A new NIH-CMS partnership promises to use electronic medical records (EMRs) and real-world data (RWD) to answer complex questions about autism and other chronic diseases. Experience in the last decade has shown several limitations of the real world data relying of which could lead to dangerous policy missteps, misleading health research, and wasted billions, especially in high-stakes areas like chronic disease and autism spectrum disorder (ASD) research.
The newly announced partnership between the National Institutes of Health (NIH) and the Centers for Medicare & Medicaid Services (CMS) to create a real-world data (RWD) platform for research into autism spectrum disorder (ASD) and chronic diseases is ambitious, but also deeply flawed in its assumptions. While the goal of leveraging claims data, electronic medical records (EMRs), and consumer wearables to uncover root causes of complex conditions is laudable, the proponents vastly oversimplify the challenges involved in using such data for meaningful scientific insight. The unfortunate reality is that medical records and other real-world data sources are not designed to answer the types of high-stakes research questions this project aims to tackle.

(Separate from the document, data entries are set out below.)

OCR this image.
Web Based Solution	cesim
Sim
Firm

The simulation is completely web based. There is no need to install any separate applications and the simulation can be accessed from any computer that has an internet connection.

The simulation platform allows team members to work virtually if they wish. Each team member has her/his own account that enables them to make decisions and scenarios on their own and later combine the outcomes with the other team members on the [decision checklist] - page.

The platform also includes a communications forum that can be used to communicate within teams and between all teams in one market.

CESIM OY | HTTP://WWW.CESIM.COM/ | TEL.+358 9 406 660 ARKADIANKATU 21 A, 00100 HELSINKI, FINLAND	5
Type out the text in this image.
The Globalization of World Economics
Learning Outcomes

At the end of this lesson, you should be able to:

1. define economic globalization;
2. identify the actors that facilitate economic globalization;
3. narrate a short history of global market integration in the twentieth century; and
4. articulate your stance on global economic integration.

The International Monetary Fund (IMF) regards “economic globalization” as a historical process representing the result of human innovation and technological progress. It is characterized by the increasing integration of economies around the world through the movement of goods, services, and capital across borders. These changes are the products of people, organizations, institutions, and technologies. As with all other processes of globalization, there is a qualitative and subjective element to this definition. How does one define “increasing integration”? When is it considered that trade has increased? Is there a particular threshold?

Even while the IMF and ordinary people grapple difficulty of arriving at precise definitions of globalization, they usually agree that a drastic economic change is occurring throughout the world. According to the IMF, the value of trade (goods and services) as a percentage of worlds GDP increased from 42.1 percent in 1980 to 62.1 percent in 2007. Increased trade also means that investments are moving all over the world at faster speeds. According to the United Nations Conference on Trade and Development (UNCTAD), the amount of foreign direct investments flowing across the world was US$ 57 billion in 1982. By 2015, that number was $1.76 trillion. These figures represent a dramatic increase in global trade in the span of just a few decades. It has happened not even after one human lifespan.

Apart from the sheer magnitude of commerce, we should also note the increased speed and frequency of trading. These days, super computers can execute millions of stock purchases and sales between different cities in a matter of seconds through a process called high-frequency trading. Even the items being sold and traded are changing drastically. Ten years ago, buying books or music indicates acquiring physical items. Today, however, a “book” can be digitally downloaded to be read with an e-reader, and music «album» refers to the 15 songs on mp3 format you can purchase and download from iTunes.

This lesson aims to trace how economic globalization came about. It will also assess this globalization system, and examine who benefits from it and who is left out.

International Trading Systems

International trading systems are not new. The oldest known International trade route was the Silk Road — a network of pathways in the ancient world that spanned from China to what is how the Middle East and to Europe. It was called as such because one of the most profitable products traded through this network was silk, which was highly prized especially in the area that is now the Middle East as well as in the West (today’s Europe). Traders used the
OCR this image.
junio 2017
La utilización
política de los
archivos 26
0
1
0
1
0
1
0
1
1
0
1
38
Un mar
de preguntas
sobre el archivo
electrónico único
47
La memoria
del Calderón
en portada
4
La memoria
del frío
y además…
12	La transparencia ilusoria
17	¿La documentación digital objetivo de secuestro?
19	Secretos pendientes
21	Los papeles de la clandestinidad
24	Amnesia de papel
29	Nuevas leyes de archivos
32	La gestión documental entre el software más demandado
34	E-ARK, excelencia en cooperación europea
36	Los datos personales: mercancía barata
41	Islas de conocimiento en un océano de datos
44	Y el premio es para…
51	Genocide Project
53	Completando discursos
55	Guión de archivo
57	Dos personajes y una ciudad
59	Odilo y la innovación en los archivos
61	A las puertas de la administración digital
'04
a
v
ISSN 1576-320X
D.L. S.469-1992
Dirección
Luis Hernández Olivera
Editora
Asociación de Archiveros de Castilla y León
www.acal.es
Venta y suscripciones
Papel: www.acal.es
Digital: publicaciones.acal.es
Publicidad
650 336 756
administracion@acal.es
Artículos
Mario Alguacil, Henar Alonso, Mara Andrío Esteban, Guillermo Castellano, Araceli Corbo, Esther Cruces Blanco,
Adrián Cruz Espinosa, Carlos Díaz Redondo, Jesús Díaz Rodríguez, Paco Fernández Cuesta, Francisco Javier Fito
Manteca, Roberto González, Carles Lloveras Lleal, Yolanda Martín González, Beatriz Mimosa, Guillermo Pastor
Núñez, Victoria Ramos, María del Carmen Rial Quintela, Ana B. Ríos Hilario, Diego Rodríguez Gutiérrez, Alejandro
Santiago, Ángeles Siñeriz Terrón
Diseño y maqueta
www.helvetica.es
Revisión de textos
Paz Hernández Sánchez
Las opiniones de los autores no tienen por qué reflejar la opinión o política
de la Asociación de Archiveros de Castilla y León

Medical records in clinical practice are notoriously limited, inconsistent, and incomplete. Physicians often record only the minimum necessary details due to time constraints, liability concerns, and variability in documentation practices. This creates substantial gaps in information that are critical to understanding patient histories, treatment efficacy, behavioral factors, and diagnostic subtleties—especially in complex, multifactorial conditions like autism. The assumption that one can extract deep etiological insights from such fragmented and superficial data is highly questionable.
Moreover, many critical variables that influence patient outcomes—such as environmental exposures, familial context, and social determinants of health—are either entirely absent from medical records or captured in unstructured, inconsistent ways that defy easy quantification. Even data from wearables and insurance claims, while voluminous, often lack the granularity and clinical context needed for nuanced interpretation. These datasets may highlight correlations, but they rarely yield causal inferences strong enough to guide policy or medical intervention.
It is telling that some of the world’s most sophisticated data-driven companies—Amazon, Microsoft, Apple—as well as major health insurers, have attempted to make use of medical record data at scale and failed to derive robust, actionable insights. If these entities, with their immense technical and financial resources, have struggled, there is little reason to believe that a public-sector initiative, however well-intentioned, will fare better without fundamentally new approaches to data quality and structure.
There is also a dangerous potential for misuse. Poor-quality or incomplete data may lead to anecdotal findings being presented as evidence, which in turn could inform public health policy or clinical guidelines. This could result in misallocation of resources, misdiagnosis, or ineffective interventions, ultimately harming the very populations this initiative intends to help. For example, if medical records do not capture whether interventions occurred consistently across patient populations, or if there is selection bias in who receives certain treatments, the resulting analysis could falsely attribute causality where none exists.
While privacy protections and secure data infrastructures are important, and seem to be prioritized in this project, they are no substitute for data integrity and scientific rigor. The NIH-CMS initiative must confront the limitations of RWD honestly and build safeguards against drawing unwarranted conclusions from weak or noisy data. Without doing so, this partnership risks becoming another well-meaning but ill-fated attempt to repurpose administrative records into tools for solving some of the most complex problems in medicine and public health.